“What a beautiful afternoon!” he said. “I have been admiring the view from the Castle. A very fine prospect indeed, is it not?”

“Well, sir, some admires it and some don’t,” replied the landlord. “I fancies something with a bit more life in it myself. But I dessay it’s a change to you after London.”

“It is, indeed,” agreed the Professor. “Indeed, I am so taken with the look of the heath, that I propose to take a walk across it after dinner.”

“Well, don’t lose your way, sir. It’s a bit lonely out there. You aren’t likely to meet anyone who’ll put you right, either.”

“Oh, it is not really dark till ten o’clock,” replied the Professor cheerfully. “I have my map, and the Castle ruins must be visible from a long way off. You need have no fears of my getting lost.”

“There’s no danger, sir,” the landlord hastened to agree. “Only you might happen to wander a bit further afield than you meant to. The bar closes at ten, but if you happen to be later than that, you’ve only got to knock on the door. I shan’t be abed afore eleven.”

The Professor’s dinner was served punctually at seven, and by eight o’clock he was well on the road of which the landlord had told him, and which his map showed him led in the direction of the railway. A short distance beyond the village he found a narrow lane, which, after a few twists and turnings, brought him out upon the track. There was a narrow path beside it, and along this he stepped out, anxious to reach his destination while it was still broad daylight.

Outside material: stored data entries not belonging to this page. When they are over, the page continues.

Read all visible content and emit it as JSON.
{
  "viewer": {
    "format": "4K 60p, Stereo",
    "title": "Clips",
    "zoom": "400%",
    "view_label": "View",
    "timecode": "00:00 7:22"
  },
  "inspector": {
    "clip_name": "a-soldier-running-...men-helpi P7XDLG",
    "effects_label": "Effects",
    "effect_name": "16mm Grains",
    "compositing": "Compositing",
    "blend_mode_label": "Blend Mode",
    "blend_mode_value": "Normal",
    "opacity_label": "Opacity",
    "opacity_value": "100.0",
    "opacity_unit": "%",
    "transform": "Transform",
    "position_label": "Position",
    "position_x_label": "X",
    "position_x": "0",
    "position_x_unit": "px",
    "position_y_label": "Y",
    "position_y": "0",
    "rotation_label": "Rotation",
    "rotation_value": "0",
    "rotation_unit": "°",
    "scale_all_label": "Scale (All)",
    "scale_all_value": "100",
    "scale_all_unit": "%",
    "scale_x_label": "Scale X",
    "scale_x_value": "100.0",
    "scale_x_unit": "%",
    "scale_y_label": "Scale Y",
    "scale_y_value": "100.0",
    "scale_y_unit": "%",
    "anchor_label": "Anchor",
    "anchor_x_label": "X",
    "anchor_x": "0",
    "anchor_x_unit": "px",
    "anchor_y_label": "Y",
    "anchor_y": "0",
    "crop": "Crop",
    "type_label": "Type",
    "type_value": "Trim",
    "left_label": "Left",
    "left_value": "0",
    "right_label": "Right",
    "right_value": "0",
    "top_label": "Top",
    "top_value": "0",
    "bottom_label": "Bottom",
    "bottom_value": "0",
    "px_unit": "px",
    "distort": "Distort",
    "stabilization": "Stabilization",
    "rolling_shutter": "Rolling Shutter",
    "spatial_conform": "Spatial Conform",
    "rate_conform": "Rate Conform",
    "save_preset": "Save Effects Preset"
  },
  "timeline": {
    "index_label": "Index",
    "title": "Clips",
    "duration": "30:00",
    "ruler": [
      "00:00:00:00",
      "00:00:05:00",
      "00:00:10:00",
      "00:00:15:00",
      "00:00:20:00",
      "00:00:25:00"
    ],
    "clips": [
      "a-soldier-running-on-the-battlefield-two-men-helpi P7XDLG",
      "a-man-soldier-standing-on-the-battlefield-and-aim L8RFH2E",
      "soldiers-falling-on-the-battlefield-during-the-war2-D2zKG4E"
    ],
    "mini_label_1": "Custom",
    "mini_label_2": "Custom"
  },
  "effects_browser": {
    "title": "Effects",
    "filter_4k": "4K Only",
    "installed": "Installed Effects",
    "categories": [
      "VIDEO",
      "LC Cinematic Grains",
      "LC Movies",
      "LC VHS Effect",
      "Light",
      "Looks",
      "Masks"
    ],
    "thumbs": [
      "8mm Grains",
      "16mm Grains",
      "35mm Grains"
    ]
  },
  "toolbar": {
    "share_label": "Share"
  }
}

The track followed a devious path across the heath, which, viewed from near at hand, was more undulating than at first appeared. The track had been built to avoid the steeper gradients, but every now and then it ran upon a low embankment or through a shallow cutting. On either side the heath spread out, silent and mysterious, sometimes bare and sandy, with twisted pine trees standing above it at intervals, sometimes covered with low, dense thickets, in which the general silence seemed to be accentuated. When the line rose slightly to cross one of the lesser eminences, the Professor caught a fleeting glimpse of still water, the wandering arm of some unfrequented lagoon among the islands of the harbour. Behind him the sun hung low over the long range of the Purbeck hills, which changed from green and gold to blue and purple as the sun sank ever lower. Against them, the sharp outlines of the ruined Castle stood out clear cut like a beacon.

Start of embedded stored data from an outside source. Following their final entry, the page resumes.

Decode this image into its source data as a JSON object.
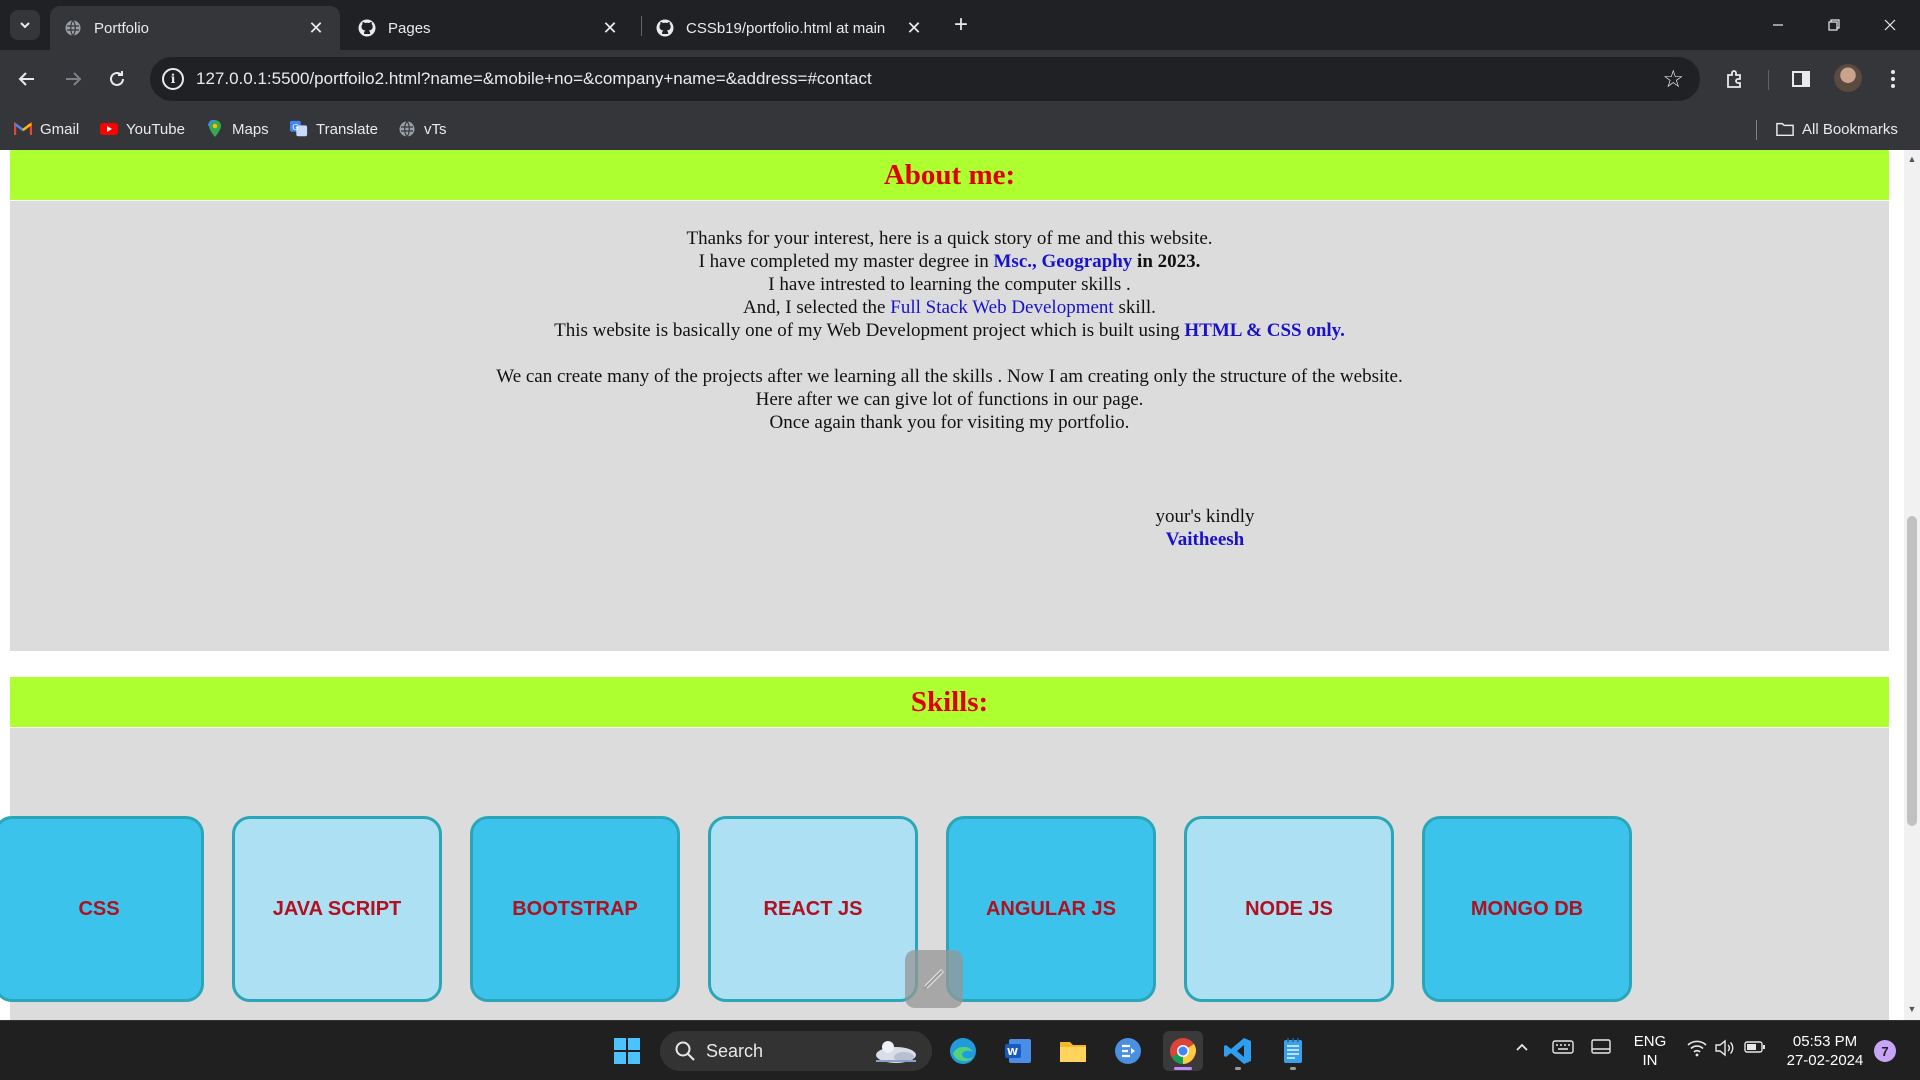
{
  "browser": {
    "tabs": [
      {
        "title": "Portfolio",
        "active": true
      },
      {
        "title": "Pages",
        "active": false
      },
      {
        "title": "CSSb19/portfolio.html at main",
        "active": false
      }
    ],
    "url": "127.0.0.1:5500/portfoilo2.html?name=&mobile+no=&company+name=&address=#contact",
    "bookmarks": [
      "Gmail",
      "YouTube",
      "Maps",
      "Translate",
      "vTs"
    ],
    "all_bookmarks_label": "All Bookmarks"
  },
  "page": {
    "about": {
      "heading": "About me:",
      "line1": "Thanks for your interest, here is a quick story of me and this website.",
      "line2_prefix": "I have completed my master degree in ",
      "line2_degree": "Msc., Geography",
      "line2_year": " in 2023.",
      "line3": "I have intrested to learning the computer skills .",
      "line4_prefix": "And, I selected the ",
      "line4_skill": "Full Stack Web Development",
      "line4_suffix": " skill.",
      "line5_prefix": "This website is basically one of my Web Development project which is built using ",
      "line5_tech": "HTML & CSS only.",
      "line6": "We can create many of the projects after we learning all the skills . Now I am creating only the structure of the website.",
      "line7": "Here after we can give lot of functions in our page.",
      "line8": "Once again thank you for visiting my portfolio.",
      "closing": "your's kindly",
      "signature": "Vaitheesh"
    },
    "skills": {
      "heading": "Skills:",
      "items": [
        "CSS",
        "JAVA SCRIPT",
        "BOOTSTRAP",
        "REACT JS",
        "ANGULAR JS",
        "NODE JS",
        "MONGO DB"
      ]
    }
  },
  "taskbar": {
    "search_placeholder": "Search",
    "language_top": "ENG",
    "language_bottom": "IN",
    "time": "05:53 PM",
    "date": "27-02-2024",
    "notifications": "7"
  },
  "colors": {
    "section_header_bg": "#adff2f",
    "section_header_text": "#e00000",
    "section_body_bg": "#dcdcdc",
    "highlight_text": "#1a12c8",
    "skill_dark": "#3bc3ec",
    "skill_light": "#aee0f4",
    "skill_text": "#b01020"
  }
}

As the Professor strode on through the silence, devoid of any vestige of human habitation, he noticed how admirably adapted was this barren heath to purposes of concealment. Spread over its surface were a series of shallow depressions, shaped like a saucer, and sometimes holding an abandoned gravel pit, now half filled with stagnant water after the winter rains. A man might lie concealed in one of these, secure from observation, for as long as he could keep himself supplied with food. There would be no risk of discovery, those whose business led them to cross the heath kept strictly to the narrow paths, barely a foot wide, which meandered at wide intervals through the close growth of heather. A living man, so long as he avoided observation from these paths, might lie hidden for as long as he chose. And if a living man, why not a dead body? How easy to drag the damning evidence of crime into one of those dark thickets, to sink it into the silent depths of one of those black, unruffled pools!

The Professor shuddered, and increased his pace. This lonely heath was no place in which to indulge in morbid thoughts. His life might be in danger, but somehow he felt that it was not here that the blow would fall. If his theory were correct, if he had gauged aright the psychology of his adversary, it would not be thus that he would meet his death, here where there was none to witness the blow. Despite the almost threatening aspect of the country, deepening in tone every instant as the sun sank lower behind the distant hills, there was no vestige of any real danger. The shadows that lurked amid the gorse and heather were but the shadows of his own fears.